J’avais cependant pu mesurer la distance qui me séparait d’un vrai pilote. Car avant d’être lancé dans le grand bain du circuit, c’est à bord d’une Jaguar F-Type R propulsion et 550 chevaux que j’ai découvert la piste. Comme passager bien sûr, mais avec Anthony Beltoise comme conducteur. Comme on avait dîné la veille ensemble, on se connaissait un peu, résultat, on a tchatché… Erreur !!! Avez-vous jamais discuté avec quelqu’un au volant d’une voiture qui va à 245 km/h dans la grande ligne droite d’un circuit de F1, et qui vous regarde en même temps qu’il règle la climatisation, freine, enchaîne la chicane tout en tenant le volant à deux pouces (alors que vous êtes arrimés à tout ce qui peut servir de soutien). Etrange sensation, drifts dans les virages, dépassement de tout ce qui roule sur le circuit, deux tours à mettre dans le vent tout le monde, pour un retour à la base enthousiaste et frustré : « c’est donc si façile ? ».
Non ça ne l’est pas !!! Après le déjeuner (grave erreur le déjeuner qui endort), fallait que je m’y colle : direction le volant de la F-Type R, mais en version AWD (merci, c’était plus prudent). Avec 240 ch de plus que l’Audi TTS, on rentrait dans une autre catégorie. Je n’avais plus Roland à mes côtés, mais je connaissais le circuit. Difficile de se déconstruire, et mon instructeur a du cravacher pour m’obliger à faire ce que mon cerveau refusait : continuer à accélérer alors qu’en temps normal vous auriez déjà freiner ; passer des virages à des vitesses improbables pour votre cerveau habitué aux routes départementales ; « allez, on passe les 200 km/h dans la ligne droite » pour finir par atteindre 220 (25 km/h de moins qu’Anthony Beltoise, c’est énorme en course, mais très peu pour moi) ; affronter des chicanes dans un superbe bruit de V8 vrombissant ; vous êtes bon dernier, mais vous avez l’impression de vous être surpassé.
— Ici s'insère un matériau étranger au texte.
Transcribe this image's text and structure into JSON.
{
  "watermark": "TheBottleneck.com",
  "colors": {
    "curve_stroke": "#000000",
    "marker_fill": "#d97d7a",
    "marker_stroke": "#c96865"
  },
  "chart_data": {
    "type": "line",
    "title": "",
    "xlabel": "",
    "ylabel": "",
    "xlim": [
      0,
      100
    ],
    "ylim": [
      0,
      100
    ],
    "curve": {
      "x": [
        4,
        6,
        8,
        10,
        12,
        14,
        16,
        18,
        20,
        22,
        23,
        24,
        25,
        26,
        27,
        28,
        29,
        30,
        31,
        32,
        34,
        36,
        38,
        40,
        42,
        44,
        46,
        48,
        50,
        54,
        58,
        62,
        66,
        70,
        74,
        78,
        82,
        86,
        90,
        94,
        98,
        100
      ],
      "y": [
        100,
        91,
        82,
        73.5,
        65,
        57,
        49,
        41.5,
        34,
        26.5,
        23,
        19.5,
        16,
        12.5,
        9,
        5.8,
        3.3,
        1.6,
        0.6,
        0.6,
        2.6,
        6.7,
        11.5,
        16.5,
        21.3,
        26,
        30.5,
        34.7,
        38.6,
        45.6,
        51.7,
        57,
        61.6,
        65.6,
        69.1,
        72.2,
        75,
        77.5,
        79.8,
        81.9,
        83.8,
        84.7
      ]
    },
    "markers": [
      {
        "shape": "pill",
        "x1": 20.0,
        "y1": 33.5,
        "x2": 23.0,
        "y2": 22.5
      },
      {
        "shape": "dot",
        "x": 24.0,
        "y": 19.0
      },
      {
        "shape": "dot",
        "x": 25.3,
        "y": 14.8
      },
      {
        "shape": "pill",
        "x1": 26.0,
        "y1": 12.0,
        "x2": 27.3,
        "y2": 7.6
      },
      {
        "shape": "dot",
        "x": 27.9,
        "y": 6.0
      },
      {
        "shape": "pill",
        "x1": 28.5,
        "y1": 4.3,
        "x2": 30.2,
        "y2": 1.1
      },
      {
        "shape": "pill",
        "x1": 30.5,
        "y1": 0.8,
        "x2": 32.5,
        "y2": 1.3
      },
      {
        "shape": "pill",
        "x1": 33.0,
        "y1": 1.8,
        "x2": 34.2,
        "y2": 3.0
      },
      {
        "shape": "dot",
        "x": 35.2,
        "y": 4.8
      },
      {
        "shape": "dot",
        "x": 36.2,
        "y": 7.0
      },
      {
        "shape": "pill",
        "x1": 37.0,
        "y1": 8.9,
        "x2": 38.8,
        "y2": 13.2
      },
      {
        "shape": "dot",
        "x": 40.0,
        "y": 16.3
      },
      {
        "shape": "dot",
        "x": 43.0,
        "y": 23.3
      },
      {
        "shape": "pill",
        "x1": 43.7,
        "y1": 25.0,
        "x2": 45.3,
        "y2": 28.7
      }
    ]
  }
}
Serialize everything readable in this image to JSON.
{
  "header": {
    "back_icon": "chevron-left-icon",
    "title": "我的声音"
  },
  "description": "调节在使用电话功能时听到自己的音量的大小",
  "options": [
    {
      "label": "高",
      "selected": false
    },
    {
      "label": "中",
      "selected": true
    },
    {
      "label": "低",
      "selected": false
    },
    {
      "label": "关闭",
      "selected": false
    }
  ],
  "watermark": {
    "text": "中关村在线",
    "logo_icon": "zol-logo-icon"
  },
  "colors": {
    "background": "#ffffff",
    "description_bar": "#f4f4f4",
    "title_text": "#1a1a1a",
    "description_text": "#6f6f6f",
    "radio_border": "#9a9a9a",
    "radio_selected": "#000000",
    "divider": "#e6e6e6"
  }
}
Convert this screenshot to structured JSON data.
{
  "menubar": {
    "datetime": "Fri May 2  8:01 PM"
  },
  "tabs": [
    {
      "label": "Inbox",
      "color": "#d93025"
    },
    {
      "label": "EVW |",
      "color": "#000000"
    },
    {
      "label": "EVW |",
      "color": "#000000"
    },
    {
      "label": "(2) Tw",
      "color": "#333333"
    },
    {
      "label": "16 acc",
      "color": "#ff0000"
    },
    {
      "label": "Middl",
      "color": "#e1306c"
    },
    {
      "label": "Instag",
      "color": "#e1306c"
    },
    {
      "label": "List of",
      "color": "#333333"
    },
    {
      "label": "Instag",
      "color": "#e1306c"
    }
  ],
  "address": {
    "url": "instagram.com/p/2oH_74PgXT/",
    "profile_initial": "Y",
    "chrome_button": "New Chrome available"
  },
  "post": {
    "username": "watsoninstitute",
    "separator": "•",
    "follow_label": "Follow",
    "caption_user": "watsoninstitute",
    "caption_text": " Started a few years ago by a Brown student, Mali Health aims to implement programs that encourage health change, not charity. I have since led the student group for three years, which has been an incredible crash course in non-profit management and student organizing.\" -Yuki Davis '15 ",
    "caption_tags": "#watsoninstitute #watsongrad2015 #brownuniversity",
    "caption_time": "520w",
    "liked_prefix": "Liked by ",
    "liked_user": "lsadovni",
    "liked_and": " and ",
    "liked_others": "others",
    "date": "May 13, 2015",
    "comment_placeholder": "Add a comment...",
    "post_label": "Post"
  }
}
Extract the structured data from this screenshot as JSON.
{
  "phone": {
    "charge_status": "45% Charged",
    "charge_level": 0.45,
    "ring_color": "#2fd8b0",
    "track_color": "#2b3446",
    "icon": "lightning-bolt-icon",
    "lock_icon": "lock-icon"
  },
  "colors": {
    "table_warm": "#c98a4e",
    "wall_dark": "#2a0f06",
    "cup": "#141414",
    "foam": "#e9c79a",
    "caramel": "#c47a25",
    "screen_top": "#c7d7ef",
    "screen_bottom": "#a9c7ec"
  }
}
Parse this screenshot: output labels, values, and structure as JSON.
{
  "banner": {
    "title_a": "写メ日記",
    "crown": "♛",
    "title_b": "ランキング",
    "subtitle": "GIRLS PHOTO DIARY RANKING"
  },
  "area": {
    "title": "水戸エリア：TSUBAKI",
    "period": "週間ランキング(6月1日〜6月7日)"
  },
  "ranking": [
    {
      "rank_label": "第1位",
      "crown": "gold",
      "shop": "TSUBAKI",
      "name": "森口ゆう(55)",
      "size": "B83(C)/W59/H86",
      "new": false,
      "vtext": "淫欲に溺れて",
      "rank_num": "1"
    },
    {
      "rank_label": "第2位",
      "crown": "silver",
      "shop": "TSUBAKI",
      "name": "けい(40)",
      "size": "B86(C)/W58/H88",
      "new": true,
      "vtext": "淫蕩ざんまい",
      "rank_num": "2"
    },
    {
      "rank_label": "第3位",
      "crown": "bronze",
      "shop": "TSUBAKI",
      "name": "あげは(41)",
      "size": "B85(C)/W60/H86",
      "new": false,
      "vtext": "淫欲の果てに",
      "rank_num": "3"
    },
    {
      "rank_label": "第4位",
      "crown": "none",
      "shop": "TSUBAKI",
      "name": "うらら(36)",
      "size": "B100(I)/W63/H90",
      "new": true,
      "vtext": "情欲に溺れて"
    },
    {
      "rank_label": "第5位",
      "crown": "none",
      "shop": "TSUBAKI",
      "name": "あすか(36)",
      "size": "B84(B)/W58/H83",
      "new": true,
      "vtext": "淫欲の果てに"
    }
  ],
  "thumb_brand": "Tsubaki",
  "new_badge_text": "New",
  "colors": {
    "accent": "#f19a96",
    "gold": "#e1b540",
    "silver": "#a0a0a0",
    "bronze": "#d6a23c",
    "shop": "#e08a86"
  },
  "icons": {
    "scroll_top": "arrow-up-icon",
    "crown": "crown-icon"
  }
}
Quel pieds !
Quand on y réfléchit, 550 chevaux c’est énorme. Combien d’entre vous, chers lecteurs, peuvent dire qu’ils ont conduit une voiture de cette puissance là, équipée de pneus adaptés, dans un environnement dédié, en ayant pu la pousser dans ses retranchements (enfin non, soyons réalistes, c’est « elle » qui nous aura poussé dans « nos » retranchements) ? Quelques uns sans doute, mais une infime minorité. Et croyez-moi : je ne refuse jamais une expérience sur circuit malgré mon appréhension (ce n’est pas toujours une partie de plaisir), car j’y découvre les capacités d’une voiture, de ses pneus, de ses freins, de son comportement, et à chaque fois cela me permet de mieux comprendre pourquoi j’aime la voiture : performance, odeur, son, maîtrise, sport, image et design, histoire ; une voiture sur un circuit met en connexion tous vos neurones, vous obligeant à un dépassement de soi intellectuel, physique et psychologique et à ressentir tout « autrement ».
Merci donc à Pirelli et à Jaguar, car ce type d’expérience est rare dans une vie !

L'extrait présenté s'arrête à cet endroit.